Toronto, Ontario Travel Guide
- Canada's cultural hub, with wonderful museums and a hopping entertainment scene
- Fast and clean subway system
- Culturally diverse
- Excellent shopping and dining
- Underground shopping city for the cold months
- Its rich history can be seen in the beautiful architecture
- Extensive green areas
- Very safe
- It’s the country’s most expensive city
- Driving can be a frustrating experience due to the traffic jams and difficult, expensive parking
- Unbearably cold winters
- The subway has limited hours of operation, shutting down late at night
- Expensive taxis and slow buses
What It's Like
Despite being a sprawling city, Toronto is made for walking. You might want to pick your route before setting off to wander about its very distinct neighborhoods, but there’s so much to do and see in all of them, that you will probably want to spend a while in each. Whether you visit the Financial District, with its glass skyscrapers and bustling streets, the Victorian houses and high-end shops in Yorkville, or the art galleries and boutiques around Queen's Park and The University, you will discover that Toronto has many faces. Chic restaurants, lively pubs and cafes, beautiful architecture, great museums -- it all stands side-by-side in this modern (and expensive) city.
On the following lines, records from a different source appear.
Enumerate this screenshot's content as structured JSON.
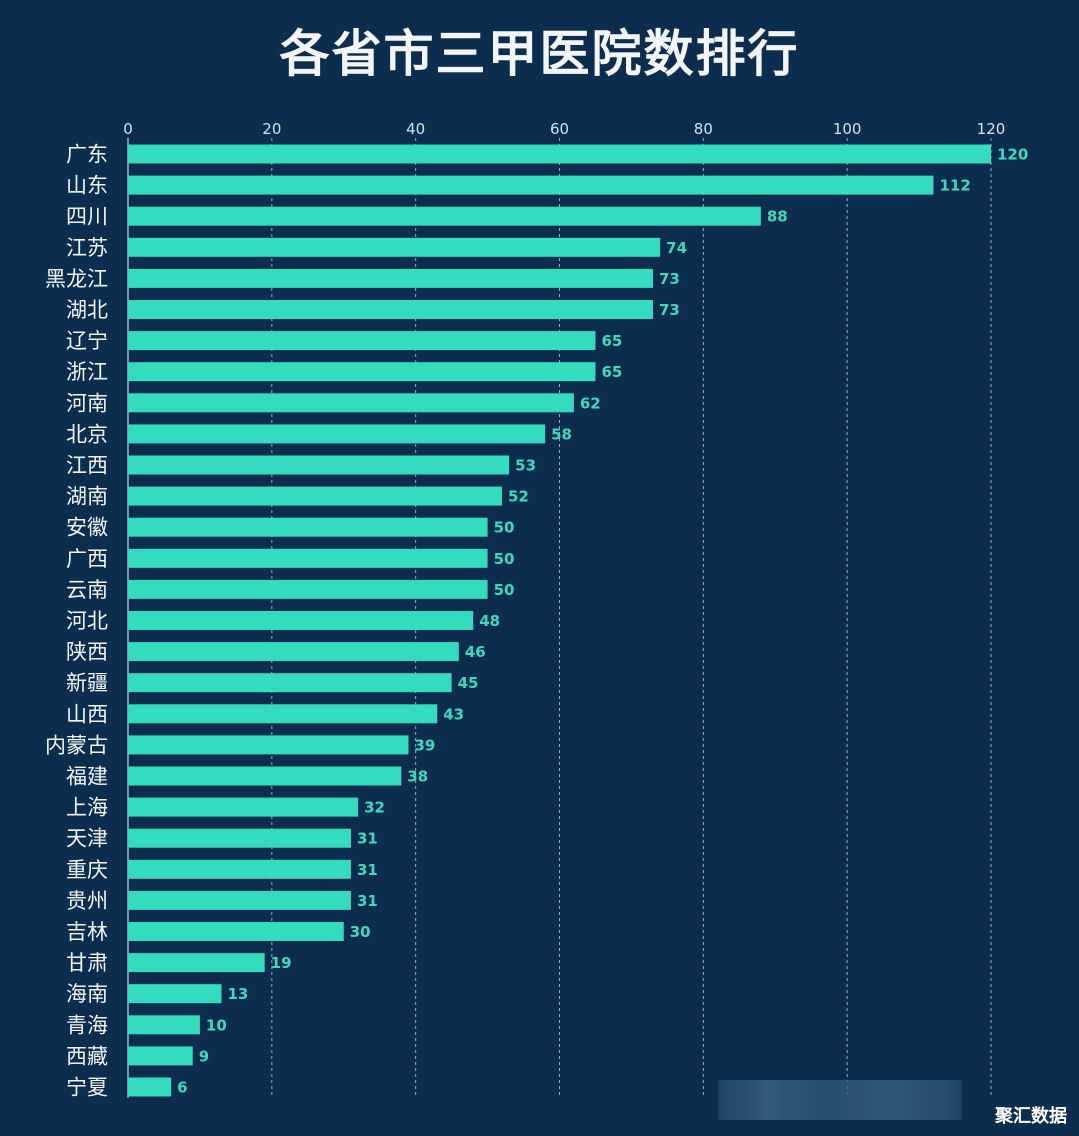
{
  "chart_data": {
    "type": "bar",
    "orientation": "horizontal",
    "title": "各省市三甲医院数排行",
    "xlim": [
      0,
      120
    ],
    "xticks": [
      0,
      20,
      40,
      60,
      80,
      100,
      120
    ],
    "grid": true,
    "categories": [
      "广东",
      "山东",
      "四川",
      "江苏",
      "黑龙江",
      "湖北",
      "辽宁",
      "浙江",
      "河南",
      "北京",
      "江西",
      "湖南",
      "安徽",
      "广西",
      "云南",
      "河北",
      "陕西",
      "新疆",
      "山西",
      "内蒙古",
      "福建",
      "上海",
      "天津",
      "重庆",
      "贵州",
      "吉林",
      "甘肃",
      "海南",
      "青海",
      "西藏",
      "宁夏"
    ],
    "values": [
      120,
      112,
      88,
      74,
      73,
      73,
      65,
      65,
      62,
      58,
      53,
      52,
      50,
      50,
      50,
      48,
      46,
      45,
      43,
      39,
      38,
      32,
      31,
      31,
      31,
      30,
      19,
      13,
      10,
      9,
      6
    ],
    "colors": {
      "bar": "#34dcbf",
      "label": "#3fd9bd",
      "background": "#0c2d4e"
    }
  },
  "watermark": {
    "brand": "聚汇数据"
  }
}
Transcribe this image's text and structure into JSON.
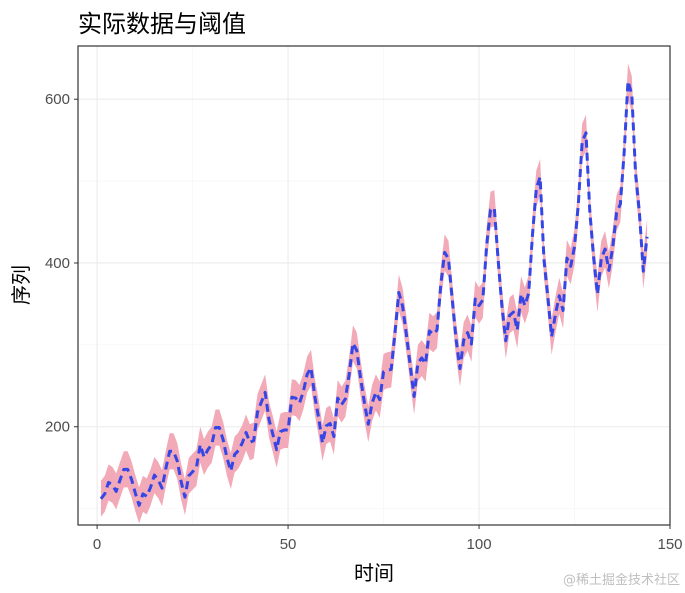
{
  "chart_data": {
    "type": "line",
    "title": "实际数据与阈值",
    "xlabel": "时间",
    "ylabel": "序列",
    "xlim": [
      -5,
      150
    ],
    "ylim": [
      80,
      665
    ],
    "xticks": [
      0,
      50,
      100,
      150
    ],
    "yticks": [
      200,
      400,
      600
    ],
    "grid": true,
    "colors": {
      "band": "#f2a9b8",
      "line": "#3447e6"
    },
    "x": [
      1,
      2,
      3,
      4,
      5,
      6,
      7,
      8,
      9,
      10,
      11,
      12,
      13,
      14,
      15,
      16,
      17,
      18,
      19,
      20,
      21,
      22,
      23,
      24,
      25,
      26,
      27,
      28,
      29,
      30,
      31,
      32,
      33,
      34,
      35,
      36,
      37,
      38,
      39,
      40,
      41,
      42,
      43,
      44,
      45,
      46,
      47,
      48,
      49,
      50,
      51,
      52,
      53,
      54,
      55,
      56,
      57,
      58,
      59,
      60,
      61,
      62,
      63,
      64,
      65,
      66,
      67,
      68,
      69,
      70,
      71,
      72,
      73,
      74,
      75,
      76,
      77,
      78,
      79,
      80,
      81,
      82,
      83,
      84,
      85,
      86,
      87,
      88,
      89,
      90,
      91,
      92,
      93,
      94,
      95,
      96,
      97,
      98,
      99,
      100,
      101,
      102,
      103,
      104,
      105,
      106,
      107,
      108,
      109,
      110,
      111,
      112,
      113,
      114,
      115,
      116,
      117,
      118,
      119,
      120,
      121,
      122,
      123,
      124,
      125,
      126,
      127,
      128,
      129,
      130,
      131,
      132,
      133,
      134,
      135,
      136,
      137,
      138,
      139,
      140,
      141,
      142,
      143,
      144
    ],
    "series": [
      {
        "values": [
          112,
          118,
          132,
          129,
          121,
          135,
          148,
          148,
          136,
          119,
          104,
          118,
          115,
          126,
          141,
          135,
          125,
          149,
          170,
          170,
          158,
          133,
          114,
          140,
          145,
          150,
          178,
          163,
          172,
          178,
          199,
          199,
          184,
          162,
          146,
          166,
          171,
          180,
          193,
          181,
          183,
          218,
          230,
          242,
          209,
          191,
          172,
          194,
          196,
          196,
          236,
          235,
          229,
          243,
          264,
          272,
          237,
          211,
          180,
          201,
          204,
          188,
          235,
          227,
          234,
          264,
          302,
          293,
          259,
          229,
          203,
          229,
          242,
          233,
          267,
          269,
          270,
          315,
          364,
          347,
          312,
          274,
          237,
          278,
          284,
          277,
          317,
          313,
          318,
          374,
          413,
          405,
          355,
          306,
          271,
          306,
          315,
          301,
          356,
          348,
          355,
          422,
          465,
          467,
          404,
          347,
          305,
          336,
          340,
          318,
          362,
          348,
          363,
          435,
          491,
          505,
          404,
          359,
          310,
          337,
          360,
          342,
          406,
          396,
          420,
          472,
          548,
          559,
          463,
          407,
          362,
          405,
          417,
          391,
          419,
          461,
          472,
          535,
          622,
          606,
          508,
          461,
          390,
          432
        ]
      }
    ],
    "band": {
      "upper_offset": 22,
      "lower_offset": 22
    }
  },
  "watermark": "@稀土掘金技术社区"
}
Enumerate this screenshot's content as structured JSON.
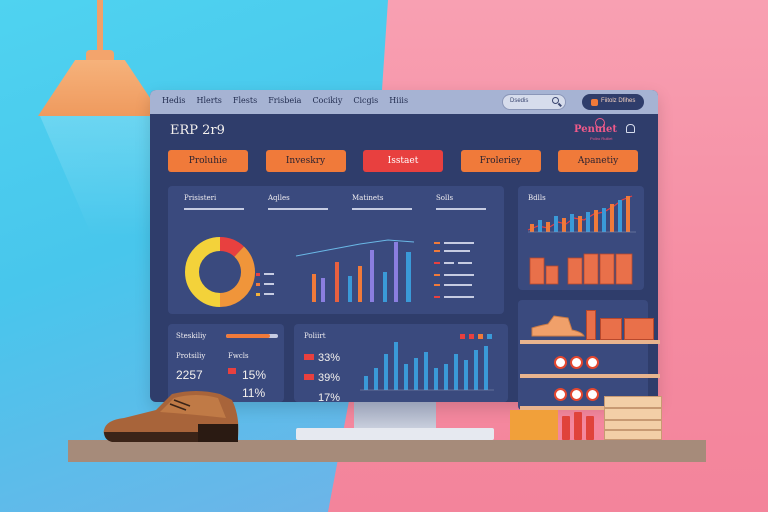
{
  "window": {
    "menu": [
      "Hedis",
      "Hlerts",
      "Flests",
      "Frisbeia",
      "Cocikiy",
      "Cicgis",
      "Hiiis"
    ],
    "search_placeholder": "Dsedis",
    "user_label": "Fiitolz Dfihes",
    "app_title": "ERP 2r9",
    "brand": "Penuiet",
    "brand_sub": "Poliro Ruiliet"
  },
  "tabs": [
    {
      "label": "Proluhie",
      "active": false
    },
    {
      "label": "Inveskry",
      "active": false
    },
    {
      "label": "Isstaet",
      "active": true
    },
    {
      "label": "Froleriey",
      "active": false
    },
    {
      "label": "Apanetiy",
      "active": false
    }
  ],
  "overview": {
    "headings": [
      "Prisisteri",
      "Aqlles",
      "Matinets",
      "Solls"
    ],
    "donut_legend_colors": [
      "#e8403f",
      "#f07a3a",
      "#f3b23a"
    ],
    "donut_segments": [
      {
        "color": "#e8403f",
        "value": 0.12
      },
      {
        "color": "#f0953a",
        "value": 0.38
      },
      {
        "color": "#f3d23a",
        "value": 0.5
      }
    ]
  },
  "sales_panel": {
    "title": "Bdlls"
  },
  "stats_panel": {
    "title": "Steskiliy",
    "progress_fill": 0.85,
    "col1_label": "Protsiliy",
    "col2_label": "Fwcls",
    "col1_value": "2257",
    "col2_value": "15%",
    "col2_value_b": "11%"
  },
  "report_panel": {
    "title": "Poliirt",
    "rows": [
      "33%",
      "39%",
      "17%"
    ]
  },
  "colors": {
    "accent_orange": "#f07a3a",
    "accent_red": "#e8403f",
    "screen_bg": "#2f3d6b",
    "panel_bg": "#3a4a7e",
    "bar_blue": "#3a9ad8",
    "bar_purple": "#8a7ee0"
  }
}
Located on the western side of Lake Ontario, Toronto is the country’s cultural and financial hub. Although it's efficient and contemporary, it's home to preserved historic sites, like the downtown campus of the University of Toronto, a vast area in the heart of the city with beautiful neo-Gothic churches and buildings.
As an alternative to driving (which can be terribly frustrating), the subway is an excellent way of exploring the town. Fast and clean, it will take you almost anywhere. (But hours of operation are limited.)
Where To Stay
Downtown Toronto includes a number of smaller but thriving neighborhoods, each with a distinct vibe. The recently revitalized Art and Design District is full of boutiques and art galleries; the Financial District is the place to be if you want to stay close to theatres, sports arenas, and popular tourist attractions. Queen’s Park and the University is full of hopping pubs, diverse restaurants, and interesting architecture. If you’ve got some extra cash to spend, the city's most luxurious hotels, and best high-end shops, are in Yorkville.
The fairly organized grid system will help you get easily from one place to the other, but here are a few tips to find your way around: Yonge Street divides East and West; Bloor Street, running along the northern border of the University of Toronto downtown campus, divides North and South.